For me, the most exciting book of 1961 was a slender first novel by a then-unknown Texas writer. Its title I recognized from my reading of W. B. Yeats (“Cast a cold eye / On life, on death. / Horseman, pass by!”), but its subject, the hungers and frustrations of an adolescent male growing up in North Texas, I knew in my blood and bones. The book was right up my alley.

Though I didn’t live on a ranch, the author, whose name was Larry McMurtry, apparently did. Larry, I soon discovered, was the hero of the English department of North Texas State College, in Denton, where I, like Larry before me, was majoring in English. Years later I learned how he came to write that novel, and I was mightily impressed. In late May 1958 the freshly graduated B.A. took advantage of some free time to work on a novel before he had to start a job at his family’s ranch. Stitching together a couple of stories about an old rancher he had published in the college literary journal, he added several new characters, including the ruthless hellion named Hud, the caring black maid Halmea, and the sensitive narrator, Lonnie. After several revisions, Horseman, Pass By was published to good reviews.

The novel won the fiction award of the Texas Institute of Letters, and in his remarks upon that occasion, McMurtry claimed the mantle of enfant terrible. He criticized a certain timidity among some members of the Lone Star literary establishment, readers and writers who preferred “the genteel approximation rather than the frequently uncouth exactitude.” J. Frank Dobie, the old lion of Texas writing, groused, “Some people were against the novel by taste and morals.” But to legions of readers, McMurtry was the real deal: He spoke in the hard-edged vernacular of Texas youth, and he talked about love and sex in stark, absolutely convincing language.
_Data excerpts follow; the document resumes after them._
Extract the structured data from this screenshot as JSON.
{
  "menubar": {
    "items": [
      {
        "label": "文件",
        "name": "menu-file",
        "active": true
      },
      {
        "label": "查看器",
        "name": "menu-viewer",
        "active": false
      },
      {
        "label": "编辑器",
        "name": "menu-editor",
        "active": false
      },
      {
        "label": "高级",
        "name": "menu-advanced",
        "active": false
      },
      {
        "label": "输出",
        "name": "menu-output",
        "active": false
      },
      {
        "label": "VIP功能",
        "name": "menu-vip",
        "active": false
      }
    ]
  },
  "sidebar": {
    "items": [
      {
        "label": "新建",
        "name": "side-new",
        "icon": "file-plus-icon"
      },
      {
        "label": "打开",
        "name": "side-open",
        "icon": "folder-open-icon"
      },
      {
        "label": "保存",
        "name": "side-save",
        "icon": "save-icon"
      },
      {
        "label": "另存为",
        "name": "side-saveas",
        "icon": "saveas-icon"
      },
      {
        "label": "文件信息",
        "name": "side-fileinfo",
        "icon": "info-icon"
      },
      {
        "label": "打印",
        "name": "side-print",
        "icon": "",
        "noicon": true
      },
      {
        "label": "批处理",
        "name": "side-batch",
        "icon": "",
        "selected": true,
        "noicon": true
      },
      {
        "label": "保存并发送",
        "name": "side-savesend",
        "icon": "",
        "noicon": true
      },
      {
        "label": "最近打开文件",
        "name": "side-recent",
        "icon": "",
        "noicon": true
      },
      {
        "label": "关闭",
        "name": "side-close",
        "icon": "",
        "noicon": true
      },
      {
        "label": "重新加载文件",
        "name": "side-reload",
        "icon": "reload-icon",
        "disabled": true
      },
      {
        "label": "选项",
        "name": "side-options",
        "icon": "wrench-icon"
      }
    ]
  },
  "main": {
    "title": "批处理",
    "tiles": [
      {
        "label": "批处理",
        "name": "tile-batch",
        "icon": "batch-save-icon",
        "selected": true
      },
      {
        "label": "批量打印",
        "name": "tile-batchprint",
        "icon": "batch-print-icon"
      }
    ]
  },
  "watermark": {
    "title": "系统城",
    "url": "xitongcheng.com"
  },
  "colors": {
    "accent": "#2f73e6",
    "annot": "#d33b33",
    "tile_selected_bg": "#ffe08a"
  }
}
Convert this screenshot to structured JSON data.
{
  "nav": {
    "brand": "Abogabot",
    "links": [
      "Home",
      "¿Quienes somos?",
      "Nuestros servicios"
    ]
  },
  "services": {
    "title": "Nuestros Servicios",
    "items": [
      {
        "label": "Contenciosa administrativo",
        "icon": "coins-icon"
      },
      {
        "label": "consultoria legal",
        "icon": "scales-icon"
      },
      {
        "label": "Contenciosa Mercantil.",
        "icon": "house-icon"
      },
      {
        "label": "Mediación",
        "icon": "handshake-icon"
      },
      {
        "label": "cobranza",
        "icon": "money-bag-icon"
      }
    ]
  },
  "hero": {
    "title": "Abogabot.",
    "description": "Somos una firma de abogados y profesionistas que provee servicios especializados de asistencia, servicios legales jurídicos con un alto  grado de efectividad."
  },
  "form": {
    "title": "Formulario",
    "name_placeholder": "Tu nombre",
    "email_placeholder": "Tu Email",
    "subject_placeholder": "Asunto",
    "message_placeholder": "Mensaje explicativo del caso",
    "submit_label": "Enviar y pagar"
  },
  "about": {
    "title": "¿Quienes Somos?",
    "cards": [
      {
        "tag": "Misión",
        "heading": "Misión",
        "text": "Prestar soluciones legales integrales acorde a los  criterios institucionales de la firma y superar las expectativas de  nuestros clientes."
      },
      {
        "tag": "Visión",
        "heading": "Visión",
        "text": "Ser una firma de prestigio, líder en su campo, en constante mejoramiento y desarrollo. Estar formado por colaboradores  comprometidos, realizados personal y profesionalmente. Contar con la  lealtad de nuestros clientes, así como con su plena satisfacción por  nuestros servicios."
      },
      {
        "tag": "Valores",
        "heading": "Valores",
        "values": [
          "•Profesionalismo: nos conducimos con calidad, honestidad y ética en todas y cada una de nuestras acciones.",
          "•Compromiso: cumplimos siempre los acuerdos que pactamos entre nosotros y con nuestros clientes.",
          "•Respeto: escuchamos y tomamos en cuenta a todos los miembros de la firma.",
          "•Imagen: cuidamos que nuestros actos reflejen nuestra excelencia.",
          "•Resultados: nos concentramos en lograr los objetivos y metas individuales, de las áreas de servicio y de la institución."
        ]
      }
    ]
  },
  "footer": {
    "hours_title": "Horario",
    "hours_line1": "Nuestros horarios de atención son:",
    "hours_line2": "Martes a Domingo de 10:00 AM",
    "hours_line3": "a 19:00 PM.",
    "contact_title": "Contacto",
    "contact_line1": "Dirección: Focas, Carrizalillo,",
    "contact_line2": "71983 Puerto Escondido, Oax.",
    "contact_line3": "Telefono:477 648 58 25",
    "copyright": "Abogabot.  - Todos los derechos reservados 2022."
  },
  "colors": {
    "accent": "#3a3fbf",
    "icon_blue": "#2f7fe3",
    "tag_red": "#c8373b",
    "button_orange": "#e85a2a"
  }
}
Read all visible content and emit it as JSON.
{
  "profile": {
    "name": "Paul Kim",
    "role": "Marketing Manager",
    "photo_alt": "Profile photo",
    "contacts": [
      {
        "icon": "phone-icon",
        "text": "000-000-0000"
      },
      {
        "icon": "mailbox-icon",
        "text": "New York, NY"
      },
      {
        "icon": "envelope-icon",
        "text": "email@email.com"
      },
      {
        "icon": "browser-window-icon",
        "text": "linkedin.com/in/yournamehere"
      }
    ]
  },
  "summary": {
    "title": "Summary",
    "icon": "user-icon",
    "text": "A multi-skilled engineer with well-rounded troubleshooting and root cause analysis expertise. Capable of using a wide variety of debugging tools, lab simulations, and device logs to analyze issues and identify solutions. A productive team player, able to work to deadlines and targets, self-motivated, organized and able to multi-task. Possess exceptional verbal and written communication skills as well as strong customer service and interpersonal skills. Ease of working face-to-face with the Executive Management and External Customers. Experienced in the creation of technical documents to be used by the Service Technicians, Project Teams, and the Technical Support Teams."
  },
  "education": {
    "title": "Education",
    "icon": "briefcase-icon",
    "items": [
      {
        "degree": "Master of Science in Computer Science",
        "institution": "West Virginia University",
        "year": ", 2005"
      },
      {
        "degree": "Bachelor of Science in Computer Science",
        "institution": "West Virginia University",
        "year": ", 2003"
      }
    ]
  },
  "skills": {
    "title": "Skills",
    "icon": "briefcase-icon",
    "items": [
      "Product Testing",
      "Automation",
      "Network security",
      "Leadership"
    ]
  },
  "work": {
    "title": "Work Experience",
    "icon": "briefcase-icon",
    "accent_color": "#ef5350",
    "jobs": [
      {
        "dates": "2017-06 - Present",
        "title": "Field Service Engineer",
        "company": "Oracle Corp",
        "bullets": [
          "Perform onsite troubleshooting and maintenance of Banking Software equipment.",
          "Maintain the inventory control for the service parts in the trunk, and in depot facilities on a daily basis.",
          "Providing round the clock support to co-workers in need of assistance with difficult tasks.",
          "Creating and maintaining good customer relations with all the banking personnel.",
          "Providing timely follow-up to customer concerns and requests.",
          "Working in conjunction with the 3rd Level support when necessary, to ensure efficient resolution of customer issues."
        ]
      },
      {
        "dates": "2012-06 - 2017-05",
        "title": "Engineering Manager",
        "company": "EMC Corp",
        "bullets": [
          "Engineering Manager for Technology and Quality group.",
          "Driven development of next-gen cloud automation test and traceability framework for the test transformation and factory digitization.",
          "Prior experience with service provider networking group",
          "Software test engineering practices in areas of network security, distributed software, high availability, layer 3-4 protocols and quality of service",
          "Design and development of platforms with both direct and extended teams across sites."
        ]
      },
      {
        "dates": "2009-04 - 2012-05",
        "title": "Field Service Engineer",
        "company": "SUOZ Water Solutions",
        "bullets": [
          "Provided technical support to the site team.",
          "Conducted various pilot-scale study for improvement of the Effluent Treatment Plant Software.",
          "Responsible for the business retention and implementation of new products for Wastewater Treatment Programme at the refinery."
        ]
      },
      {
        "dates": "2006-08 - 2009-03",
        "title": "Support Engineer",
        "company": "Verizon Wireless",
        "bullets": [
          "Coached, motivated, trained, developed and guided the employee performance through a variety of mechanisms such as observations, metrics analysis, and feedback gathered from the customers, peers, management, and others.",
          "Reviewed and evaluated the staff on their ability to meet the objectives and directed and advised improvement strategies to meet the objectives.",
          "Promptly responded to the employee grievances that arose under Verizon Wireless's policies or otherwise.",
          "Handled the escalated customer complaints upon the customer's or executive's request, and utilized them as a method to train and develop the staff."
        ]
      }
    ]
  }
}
The beauty of the novel resides in the voice—at times lyrical, at times powerfully idiomatic—of the grandson Lonnie, who watches the cattle culture of his grandfather giving ground to a harder, more selfish way of life associated with the quicker, unearned rewards of oil money. The novel is prescient too in its indictment of a sexist culture in which the practice of amour extends to a “wild soiree with a blind heifer.”

In 1963 Horseman, Pass By was made into the celebrated film Hud, with Paul Newman’s Method-inflected cowboy stealing the movie from the pious old cattleman and his well-meaning but prissy grandson. The novel changed the landscape of Texas writing and launched the bespectacled young intellectual from Archer City on a forty-year dominance of Texas letters, culminating in his 1985 cattle-drive saga Lonesome Dove, for which he received the Pulitzer prize.

I used to own a first edition of Horseman, Pass By, but it got away from me. Too bad, because today a good copy could fetch $1,500.